The Good Times Kid is an ultra low budget film (there was actually a night scene that looked like the director had used long expired film, the quality was so bad). It tried to be some kind of crazy story that should have deep meaning. One guy lives on a boat with more junk laying all over, he can hardly get up and move. He looks like he took a bath maybe a year ago. He gets a letter saying he has to report to military duty, because he enlisted in the army (I think he said something about it being a mistake, but most of his dialog is unintelligible). He goes the recruiting office and meets another guy. He follows him home. At home we find the female lead of the movie living in the horrible dirty squallor three room house. She's kooky, quirky, and unusual. Somehow the lead character decides to follow her around, but never really talks to her. Her boyfriend writes Shoot Here on his chest and just sort of walks around. The only interesting moment in the film, she does this kind of interesting cute dance for our lead male character.

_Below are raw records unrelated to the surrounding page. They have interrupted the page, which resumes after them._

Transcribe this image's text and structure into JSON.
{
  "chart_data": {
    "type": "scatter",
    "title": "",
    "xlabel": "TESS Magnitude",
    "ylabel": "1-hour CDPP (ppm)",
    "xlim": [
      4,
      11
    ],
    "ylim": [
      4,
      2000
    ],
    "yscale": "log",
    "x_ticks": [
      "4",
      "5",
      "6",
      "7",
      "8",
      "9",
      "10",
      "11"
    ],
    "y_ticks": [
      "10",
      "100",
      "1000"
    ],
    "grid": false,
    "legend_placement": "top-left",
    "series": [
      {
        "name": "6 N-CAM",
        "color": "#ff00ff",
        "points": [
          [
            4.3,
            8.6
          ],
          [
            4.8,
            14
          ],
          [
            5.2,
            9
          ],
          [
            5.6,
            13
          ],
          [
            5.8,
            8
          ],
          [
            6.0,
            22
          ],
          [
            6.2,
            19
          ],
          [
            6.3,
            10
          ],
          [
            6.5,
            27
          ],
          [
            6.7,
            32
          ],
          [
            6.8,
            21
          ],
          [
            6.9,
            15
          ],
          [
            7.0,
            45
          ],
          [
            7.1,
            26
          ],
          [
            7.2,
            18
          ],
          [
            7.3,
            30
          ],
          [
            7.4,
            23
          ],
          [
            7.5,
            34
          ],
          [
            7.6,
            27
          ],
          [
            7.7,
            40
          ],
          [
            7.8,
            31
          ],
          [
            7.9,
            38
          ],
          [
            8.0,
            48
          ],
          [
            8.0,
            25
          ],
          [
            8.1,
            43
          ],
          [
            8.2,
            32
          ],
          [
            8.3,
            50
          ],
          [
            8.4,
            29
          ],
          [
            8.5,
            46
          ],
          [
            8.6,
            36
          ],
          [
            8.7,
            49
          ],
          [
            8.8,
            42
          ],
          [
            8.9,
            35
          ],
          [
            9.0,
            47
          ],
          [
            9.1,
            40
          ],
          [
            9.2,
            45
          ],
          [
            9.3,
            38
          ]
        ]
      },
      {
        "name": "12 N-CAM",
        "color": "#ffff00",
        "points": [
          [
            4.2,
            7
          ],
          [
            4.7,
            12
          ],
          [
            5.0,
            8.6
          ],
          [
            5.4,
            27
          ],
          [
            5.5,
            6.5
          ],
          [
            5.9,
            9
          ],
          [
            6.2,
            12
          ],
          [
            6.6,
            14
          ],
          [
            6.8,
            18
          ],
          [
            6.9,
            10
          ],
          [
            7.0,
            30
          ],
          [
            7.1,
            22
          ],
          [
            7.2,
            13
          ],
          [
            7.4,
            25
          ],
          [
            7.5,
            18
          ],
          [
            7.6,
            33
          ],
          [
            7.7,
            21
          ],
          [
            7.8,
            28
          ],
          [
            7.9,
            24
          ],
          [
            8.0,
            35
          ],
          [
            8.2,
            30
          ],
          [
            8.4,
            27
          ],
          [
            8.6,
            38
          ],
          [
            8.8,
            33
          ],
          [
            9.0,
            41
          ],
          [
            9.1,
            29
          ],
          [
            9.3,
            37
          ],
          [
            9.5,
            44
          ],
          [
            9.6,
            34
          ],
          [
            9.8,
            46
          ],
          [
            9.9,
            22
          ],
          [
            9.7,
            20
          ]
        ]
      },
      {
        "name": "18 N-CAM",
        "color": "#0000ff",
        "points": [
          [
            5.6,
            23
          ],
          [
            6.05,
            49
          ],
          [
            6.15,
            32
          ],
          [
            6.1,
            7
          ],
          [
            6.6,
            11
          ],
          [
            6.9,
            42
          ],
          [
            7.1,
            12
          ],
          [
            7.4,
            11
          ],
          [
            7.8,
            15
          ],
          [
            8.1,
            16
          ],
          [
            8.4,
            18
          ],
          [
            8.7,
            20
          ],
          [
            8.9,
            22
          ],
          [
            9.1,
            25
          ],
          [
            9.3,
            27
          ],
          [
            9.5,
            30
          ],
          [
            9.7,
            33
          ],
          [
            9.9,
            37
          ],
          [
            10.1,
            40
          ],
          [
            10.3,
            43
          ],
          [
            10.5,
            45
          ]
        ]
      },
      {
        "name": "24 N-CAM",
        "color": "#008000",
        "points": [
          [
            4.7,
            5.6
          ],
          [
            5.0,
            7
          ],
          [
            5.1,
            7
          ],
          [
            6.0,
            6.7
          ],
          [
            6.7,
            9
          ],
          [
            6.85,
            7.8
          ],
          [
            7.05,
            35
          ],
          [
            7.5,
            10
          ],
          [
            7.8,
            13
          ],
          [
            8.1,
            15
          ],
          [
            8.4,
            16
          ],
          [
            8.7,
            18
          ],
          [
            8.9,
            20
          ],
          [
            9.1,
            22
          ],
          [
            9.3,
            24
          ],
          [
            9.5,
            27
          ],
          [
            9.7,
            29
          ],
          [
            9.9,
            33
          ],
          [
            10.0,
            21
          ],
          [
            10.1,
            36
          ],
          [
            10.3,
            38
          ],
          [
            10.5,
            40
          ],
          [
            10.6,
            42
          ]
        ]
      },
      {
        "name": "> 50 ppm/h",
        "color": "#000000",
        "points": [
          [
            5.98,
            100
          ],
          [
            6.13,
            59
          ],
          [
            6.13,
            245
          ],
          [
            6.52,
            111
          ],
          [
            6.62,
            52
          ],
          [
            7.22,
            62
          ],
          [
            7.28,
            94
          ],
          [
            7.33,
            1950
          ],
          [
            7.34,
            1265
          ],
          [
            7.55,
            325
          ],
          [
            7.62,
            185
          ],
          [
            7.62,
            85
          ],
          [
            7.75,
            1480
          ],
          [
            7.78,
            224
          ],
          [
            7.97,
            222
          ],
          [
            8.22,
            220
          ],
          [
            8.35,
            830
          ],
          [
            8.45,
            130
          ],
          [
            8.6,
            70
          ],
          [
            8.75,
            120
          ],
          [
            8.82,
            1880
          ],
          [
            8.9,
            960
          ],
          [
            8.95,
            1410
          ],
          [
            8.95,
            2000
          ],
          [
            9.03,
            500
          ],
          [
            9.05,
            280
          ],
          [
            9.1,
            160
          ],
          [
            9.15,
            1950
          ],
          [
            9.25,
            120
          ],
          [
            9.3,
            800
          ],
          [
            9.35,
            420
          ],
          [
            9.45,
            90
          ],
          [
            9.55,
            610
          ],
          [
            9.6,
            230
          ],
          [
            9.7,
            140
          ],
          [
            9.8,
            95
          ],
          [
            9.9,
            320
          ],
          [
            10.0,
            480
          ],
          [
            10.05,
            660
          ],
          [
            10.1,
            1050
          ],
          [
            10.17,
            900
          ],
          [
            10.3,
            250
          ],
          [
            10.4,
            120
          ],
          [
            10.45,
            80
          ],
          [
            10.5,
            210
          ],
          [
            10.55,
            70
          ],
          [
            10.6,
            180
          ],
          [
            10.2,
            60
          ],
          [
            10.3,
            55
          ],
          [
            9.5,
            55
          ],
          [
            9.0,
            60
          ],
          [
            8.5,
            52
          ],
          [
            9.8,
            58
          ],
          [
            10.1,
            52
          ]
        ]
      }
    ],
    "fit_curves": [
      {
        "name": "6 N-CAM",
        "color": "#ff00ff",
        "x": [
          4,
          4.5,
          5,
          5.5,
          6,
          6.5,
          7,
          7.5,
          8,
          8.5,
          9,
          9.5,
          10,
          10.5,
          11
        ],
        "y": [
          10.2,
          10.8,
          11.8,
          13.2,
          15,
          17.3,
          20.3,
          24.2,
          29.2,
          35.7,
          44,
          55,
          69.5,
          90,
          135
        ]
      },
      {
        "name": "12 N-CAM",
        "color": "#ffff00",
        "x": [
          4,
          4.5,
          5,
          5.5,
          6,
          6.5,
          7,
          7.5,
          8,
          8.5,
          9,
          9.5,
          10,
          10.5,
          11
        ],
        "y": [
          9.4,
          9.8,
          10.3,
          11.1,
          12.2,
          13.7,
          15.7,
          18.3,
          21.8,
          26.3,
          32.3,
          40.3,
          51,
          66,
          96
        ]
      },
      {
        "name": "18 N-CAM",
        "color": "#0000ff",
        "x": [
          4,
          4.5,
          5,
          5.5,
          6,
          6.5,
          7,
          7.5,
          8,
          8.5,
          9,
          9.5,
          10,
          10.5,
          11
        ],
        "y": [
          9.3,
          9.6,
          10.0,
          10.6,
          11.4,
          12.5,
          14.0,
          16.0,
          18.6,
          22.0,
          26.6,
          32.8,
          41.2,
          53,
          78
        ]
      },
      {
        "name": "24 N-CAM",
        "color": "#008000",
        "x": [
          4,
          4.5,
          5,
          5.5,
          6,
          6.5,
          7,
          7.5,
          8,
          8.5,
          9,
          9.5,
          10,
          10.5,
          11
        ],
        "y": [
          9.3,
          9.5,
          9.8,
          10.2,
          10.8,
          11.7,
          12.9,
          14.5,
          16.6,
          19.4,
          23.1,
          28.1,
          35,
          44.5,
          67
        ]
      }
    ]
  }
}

Technically, this film is a total mess. Sound is miserably recorded, most of the dialog cannot be understood. The film stock is just horrible, that awful expired night scene is cut right next to another location at night with perfect film. Gratefully this film is only one hour and 17 minutes long.
The bonus features on the DVD are some of the strangest I have ever witnessed. Although not in evidence or written anywhere, there is a 1950's underground film by a director with the same last name as this director and credited with being the influence for The Good Times Kid. It is possibly the director's father. The film is about 40 minutes of pain and suffering in black and white with frequent dense titles of information. The films have non-synced sound on them, music and dialog. They might have been revolutionary in the 50's but I highly doubt that. There is a short film by the director of a bicycle wheel rolling down a hill.
The film just tries too hard to be different. In the end, it is not good different."